The tremendous flowering of the Russian novel wasn’t, I think, restricted merely to the 19th century, as, I think, the above list amply demonstrates.
French novels
92.Candide by Voltaire (Translated by John Butt)
93.The Three Musketeers by Alexandre Dumas (Translated by Lord Sudley)
94.Madame Bovary by Gustave Flaubert (Translated by Alan Russell)
95.Sentimental Education by Gustave Flaubert (Translated by Robert Baldick, revised by Geoffrey Wall)
96.Bouvard and Pécuchet by Gustave Flaubert (Translated by A. J. Krailsheimer)
97.L’Assommoir by Emile Zola (Translated by Leonard Tancock)
98.In Search of Lost Time by Marcel Proust (Translated by C. K. Scott-Moncrieff, revised by Terence Kilmartin and by D. J. Enright)
Proust’s cycle of novels is normally ranked with Joyce’s Ulysses as the greatest of the last century – although, personally, I do think Mann’s Joseph and his Brothers belongs to this company. Having only read through Proust once, I can’t say I’ve done much more than to dip my toes into it, but what little I got out of it left no doubt of the work’s stature. It is something I need to soak myself in once again, and get to know better.
A couple of Indian novels to finish with
99. Mr Sampath, the Printer of Malgudi by R. K. Narayan
100. Pather Panchali by Bibhuthibhushan Banerji
Ideally, I would like Pather Panchali in Bengali, although there does exist a very fine translation (if you can find it!) by T. W. Clark and Tarapada Mukherji.. Unaccountably, this translation stops at the point where Satyajit Ray’s famous film stops – i.e. it omits the final fifty or so pages. We desperately need a new translation of this masterpiece – or, at least, a translation of the final chapters to complete the earlier effort. (The sequel to Pather Panchali, the almost equally masterful Aparajito, is available in an excellent translation by Gopa Majumdar.)
Narayan is still, for my money, the best Indian writer of English. Somehow, he makes novel-writing seem so very easy. And, no matter how serious the themes he deals with, he is never less than elegant and charming.
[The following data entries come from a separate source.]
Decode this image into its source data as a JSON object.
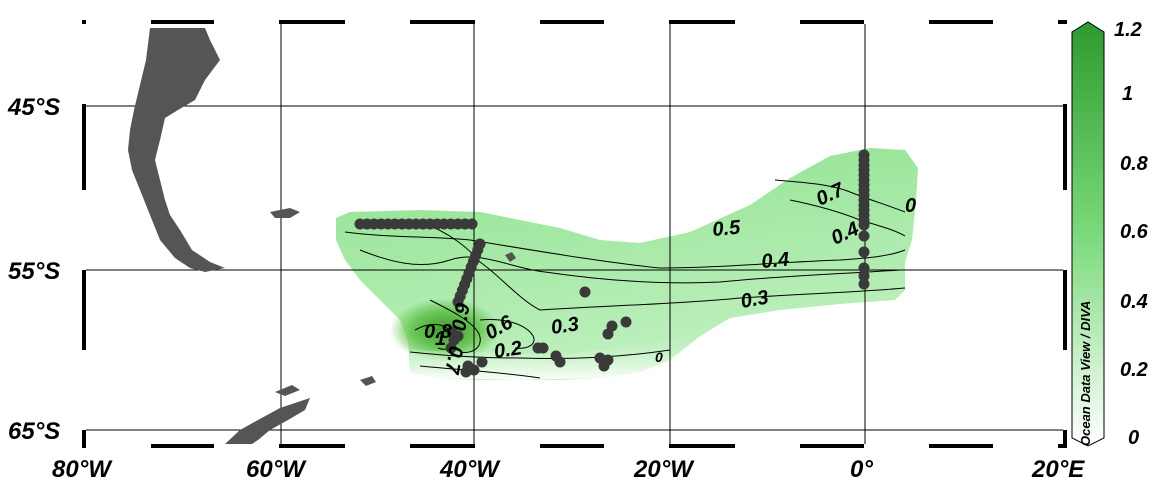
{
  "map": {
    "lat_labels": [
      {
        "id": "lat-45",
        "text": "45°S"
      },
      {
        "id": "lat-55",
        "text": "55°S"
      },
      {
        "id": "lat-65",
        "text": "65°S"
      }
    ],
    "lon_labels": [
      {
        "id": "lon-80w",
        "text": "80°W"
      },
      {
        "id": "lon-60w",
        "text": "60°W"
      },
      {
        "id": "lon-40w",
        "text": "40°W"
      },
      {
        "id": "lon-20w",
        "text": "20°W"
      },
      {
        "id": "lon-0",
        "text": "0°"
      },
      {
        "id": "lon-20e",
        "text": "20°E"
      }
    ],
    "contour_labels": [
      "0.7",
      "0",
      "0.5",
      "0.4",
      "0.4",
      "0.3",
      "0.8",
      "0.9",
      "1",
      "0.7",
      "0.6",
      "0.3",
      "0.2",
      "0"
    ],
    "land_color": "#555555",
    "field_color_low": "#e8fbe8",
    "field_color_high": "#2e9a2e",
    "station_color": "#3a3a3a"
  },
  "colorbar": {
    "title": "Ocean Data View / DIVA",
    "ticks": [
      "1.2",
      "1",
      "0.8",
      "0.6",
      "0.4",
      "0.2",
      "0"
    ],
    "color_top": "#2e9a2e",
    "color_bottom": "#ffffff"
  }
}
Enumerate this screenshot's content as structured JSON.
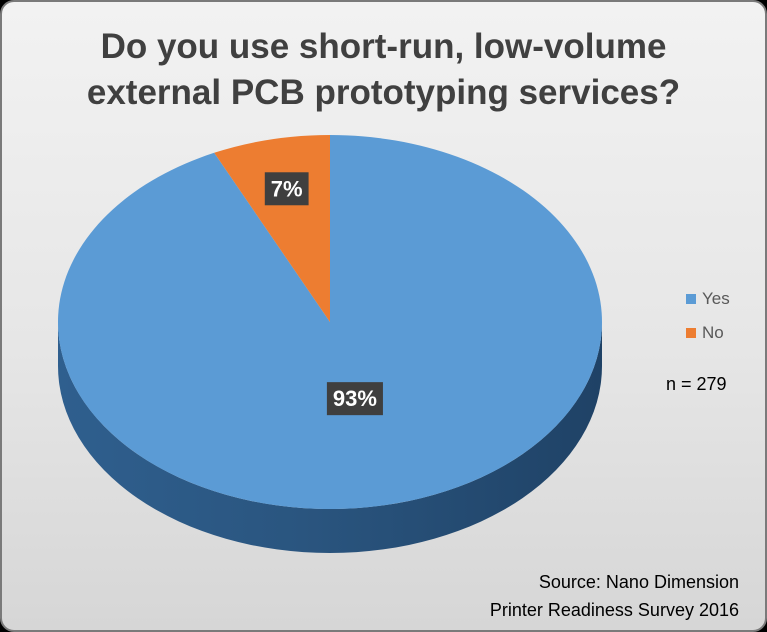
{
  "chart_data": {
    "type": "pie",
    "title_lines": [
      "Do you use short-run, low-volume",
      "external PCB prototyping services?"
    ],
    "categories": [
      "Yes",
      "No"
    ],
    "values": [
      93,
      7
    ],
    "data_labels": [
      "93%",
      "7%"
    ],
    "colors": [
      "#5b9bd5",
      "#ed7d31"
    ],
    "legend_position": "right",
    "annotations": {
      "sample_size": "n = 279",
      "source_line1": "Source: Nano Dimension",
      "source_line2": "Printer Readiness Survey 2016"
    }
  }
}
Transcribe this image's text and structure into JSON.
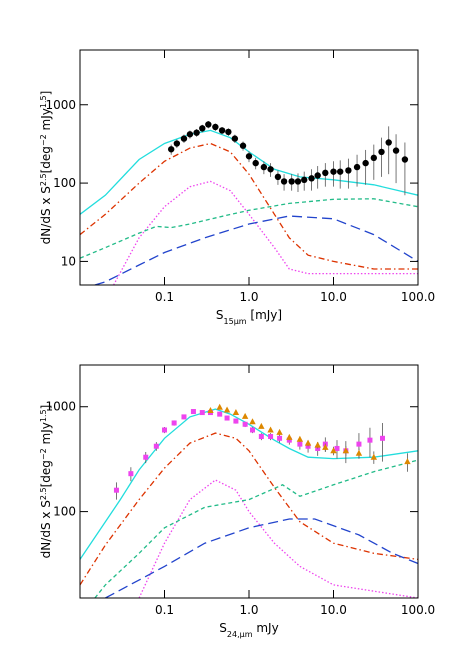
{
  "chart_data": [
    {
      "type": "line",
      "xlabel_parts": [
        {
          "text": "S"
        },
        {
          "text": "15μm",
          "sub": true
        },
        {
          "text": " [mJy]"
        }
      ],
      "ylabel_parts": [
        {
          "text": "dN/dS x S"
        },
        {
          "text": "2.5",
          "sup": true
        },
        {
          "text": "[deg"
        },
        {
          "text": "−2",
          "sup": true
        },
        {
          "text": " mJy"
        },
        {
          "text": "1.5",
          "sup": true
        },
        {
          "text": "]"
        }
      ],
      "xlog": true,
      "ylog": true,
      "xlim": [
        0.01,
        100
      ],
      "ylim": [
        5,
        5000
      ],
      "xticks": [
        0.1,
        {
          "value": 1,
          "label": "1.0"
        },
        {
          "value": 10,
          "label": "10.0"
        },
        {
          "value": 100,
          "label": "100.0"
        }
      ],
      "yticks": [
        10,
        100,
        1000
      ],
      "series": [
        {
          "color": "#22dddd",
          "style": "solid",
          "x": [
            0.01,
            0.02,
            0.05,
            0.1,
            0.2,
            0.35,
            0.6,
            1,
            2,
            4,
            10,
            30,
            100
          ],
          "values": [
            40,
            70,
            200,
            320,
            420,
            470,
            380,
            250,
            150,
            120,
            110,
            95,
            70
          ]
        },
        {
          "color": "#dd3300",
          "style": "dashdot",
          "x": [
            0.01,
            0.02,
            0.05,
            0.1,
            0.2,
            0.35,
            0.6,
            1,
            2,
            3,
            5,
            10,
            30,
            100
          ],
          "values": [
            22,
            40,
            100,
            190,
            280,
            320,
            250,
            130,
            40,
            20,
            12,
            10,
            8,
            8
          ]
        },
        {
          "color": "#ee44ee",
          "style": "dotted",
          "x": [
            0.025,
            0.05,
            0.1,
            0.2,
            0.35,
            0.6,
            1,
            2,
            3,
            5,
            20,
            100
          ],
          "values": [
            5,
            20,
            50,
            90,
            105,
            80,
            40,
            15,
            8,
            7,
            7,
            7
          ]
        },
        {
          "color": "#22bb88",
          "style": "dashed",
          "x": [
            0.01,
            0.02,
            0.05,
            0.08,
            0.12,
            0.2,
            0.5,
            1,
            3,
            10,
            30,
            100
          ],
          "values": [
            11,
            15,
            23,
            28,
            27,
            30,
            38,
            45,
            55,
            62,
            63,
            50
          ]
        },
        {
          "color": "#2244cc",
          "style": "longdash",
          "x": [
            0.015,
            0.02,
            0.05,
            0.1,
            0.3,
            1,
            3,
            10,
            30,
            100
          ],
          "values": [
            5,
            5.5,
            9,
            13,
            20,
            30,
            38,
            35,
            22,
            10
          ]
        },
        {
          "color": "#000000",
          "marker": "circle",
          "x": [
            0.12,
            0.14,
            0.17,
            0.2,
            0.24,
            0.28,
            0.33,
            0.4,
            0.48,
            0.57,
            0.68,
            0.85,
            1.0,
            1.2,
            1.5,
            1.8,
            2.2,
            2.6,
            3.2,
            3.8,
            4.5,
            5.5,
            6.5,
            8,
            10,
            12,
            15,
            19,
            24,
            30,
            37,
            45,
            55,
            70
          ],
          "values": [
            270,
            320,
            370,
            420,
            440,
            500,
            560,
            520,
            470,
            450,
            370,
            300,
            220,
            180,
            160,
            150,
            120,
            105,
            105,
            105,
            110,
            115,
            125,
            135,
            140,
            140,
            145,
            160,
            180,
            210,
            250,
            330,
            260,
            200
          ],
          "errors": [
            40,
            40,
            45,
            50,
            50,
            55,
            60,
            55,
            50,
            50,
            45,
            40,
            35,
            30,
            30,
            30,
            25,
            25,
            25,
            28,
            30,
            35,
            40,
            45,
            50,
            55,
            60,
            70,
            85,
            100,
            130,
            200,
            160,
            130
          ]
        }
      ]
    },
    {
      "type": "line",
      "xlabel_parts": [
        {
          "text": "S"
        },
        {
          "text": "24,μm",
          "sub": true
        },
        {
          "text": " mJy"
        }
      ],
      "ylabel_parts": [
        {
          "text": "dN/dS x S"
        },
        {
          "text": "2.5",
          "sup": true
        },
        {
          "text": "[deg"
        },
        {
          "text": "−2",
          "sup": true
        },
        {
          "text": " mJy"
        },
        {
          "text": "1.5",
          "sup": true
        },
        {
          "text": "]"
        }
      ],
      "xlog": true,
      "ylog": true,
      "xlim": [
        0.01,
        100
      ],
      "ylim": [
        15,
        2500
      ],
      "xticks": [
        0.1,
        {
          "value": 1,
          "label": "1.0"
        },
        {
          "value": 10,
          "label": "10.0"
        },
        {
          "value": 100,
          "label": "100.0"
        }
      ],
      "yticks": [
        100,
        1000
      ],
      "series": [
        {
          "color": "#22dddd",
          "style": "solid",
          "x": [
            0.01,
            0.02,
            0.03,
            0.05,
            0.1,
            0.2,
            0.4,
            0.6,
            1,
            2,
            3,
            5,
            10,
            30,
            100
          ],
          "values": [
            35,
            80,
            130,
            250,
            500,
            800,
            950,
            850,
            680,
            480,
            400,
            330,
            320,
            330,
            380
          ]
        },
        {
          "color": "#dd3300",
          "style": "dashdot",
          "x": [
            0.01,
            0.02,
            0.05,
            0.1,
            0.2,
            0.4,
            0.7,
            1,
            2,
            4,
            10,
            30,
            100
          ],
          "values": [
            20,
            48,
            130,
            260,
            450,
            560,
            500,
            380,
            170,
            80,
            50,
            40,
            35
          ]
        },
        {
          "color": "#ee44ee",
          "style": "dotted",
          "x": [
            0.05,
            0.1,
            0.2,
            0.4,
            0.7,
            1,
            2,
            4,
            10,
            100
          ],
          "values": [
            15,
            50,
            130,
            200,
            160,
            100,
            50,
            30,
            20,
            15
          ]
        },
        {
          "color": "#22bb88",
          "style": "dashed",
          "x": [
            0.015,
            0.02,
            0.05,
            0.1,
            0.3,
            1,
            2.5,
            4,
            10,
            30,
            100
          ],
          "values": [
            15,
            20,
            40,
            70,
            110,
            130,
            180,
            140,
            180,
            240,
            310
          ]
        },
        {
          "color": "#2244cc",
          "style": "longdash",
          "x": [
            0.02,
            0.1,
            0.3,
            1,
            3,
            6,
            20,
            50,
            100
          ],
          "values": [
            15,
            30,
            50,
            70,
            85,
            85,
            60,
            40,
            32
          ]
        },
        {
          "color": "#ee44ee",
          "marker": "square",
          "x": [
            0.027,
            0.04,
            0.06,
            0.08,
            0.1,
            0.13,
            0.17,
            0.22,
            0.28,
            0.35,
            0.45,
            0.55,
            0.7,
            0.9,
            1.1,
            1.4,
            1.8,
            2.3,
            3,
            4,
            5,
            6.5,
            8,
            11,
            14,
            20,
            27,
            38
          ],
          "values": [
            160,
            230,
            330,
            420,
            600,
            700,
            800,
            900,
            880,
            880,
            850,
            780,
            730,
            680,
            600,
            520,
            520,
            500,
            480,
            440,
            420,
            400,
            440,
            400,
            380,
            440,
            480,
            500
          ],
          "errors": [
            30,
            35,
            40,
            40,
            40,
            40,
            40,
            40,
            40,
            40,
            40,
            40,
            40,
            40,
            40,
            40,
            40,
            45,
            45,
            50,
            55,
            60,
            70,
            80,
            90,
            120,
            150,
            200
          ]
        },
        {
          "color": "#dd8800",
          "marker": "triangle",
          "x": [
            0.35,
            0.45,
            0.55,
            0.7,
            0.9,
            1.1,
            1.4,
            1.8,
            2.3,
            3,
            4,
            5,
            6.5,
            8,
            10,
            14,
            20,
            30,
            75
          ],
          "values": [
            920,
            990,
            930,
            880,
            810,
            720,
            650,
            600,
            570,
            510,
            490,
            450,
            430,
            410,
            380,
            380,
            360,
            330,
            300
          ],
          "errors": [
            30,
            30,
            30,
            30,
            30,
            30,
            30,
            30,
            30,
            30,
            30,
            30,
            30,
            35,
            35,
            40,
            40,
            45,
            60
          ]
        }
      ]
    }
  ]
}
Out of the many novels of his I could have chosen, I have gone for Mr Sampath, the Printer of Malgudi, one of the best.
By my reckoning, I make it:
– 6 collections of poetry
– 2 long poems
– 7 collections of short stories
– 1 history
– 3 epics from the classical world
– 24 plays (one of them in two parts)
– 1 collection of scriptures
– 56 novels
The count is a bit misleading, since a single page of poetry can require as much reading as a full-length novel.
The writer who appears most often on this list is Shakespeare, with 7 titles, followed by Ibsen, Tolstoy and Dickens with 5 each. But it’s hardly a reasonable measure, as virtually the entire works of a poet can usually be contained in a single volume.
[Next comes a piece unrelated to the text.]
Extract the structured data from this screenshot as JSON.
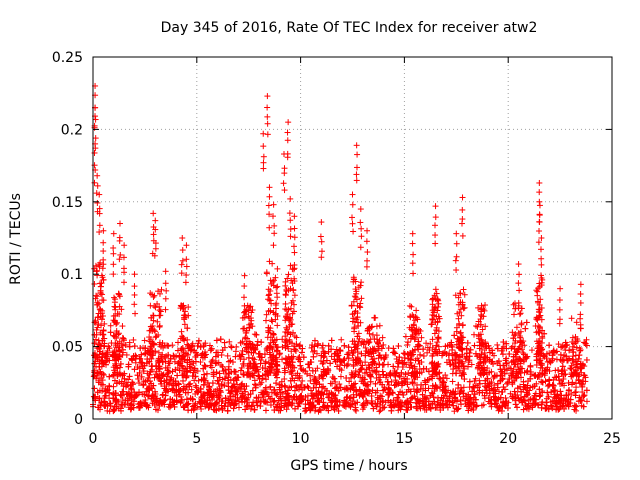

I am aware of all the omissions on here, but while there are many more books I’d love to include, I really can’t think of any from those listed that I’d be happy to take out. So, for what it’s worth, this is my list. And I’d encourage anyone else out in Blogland to create their own list, and put up a link here.
Thank you very much for indulging me – it’s been great fun.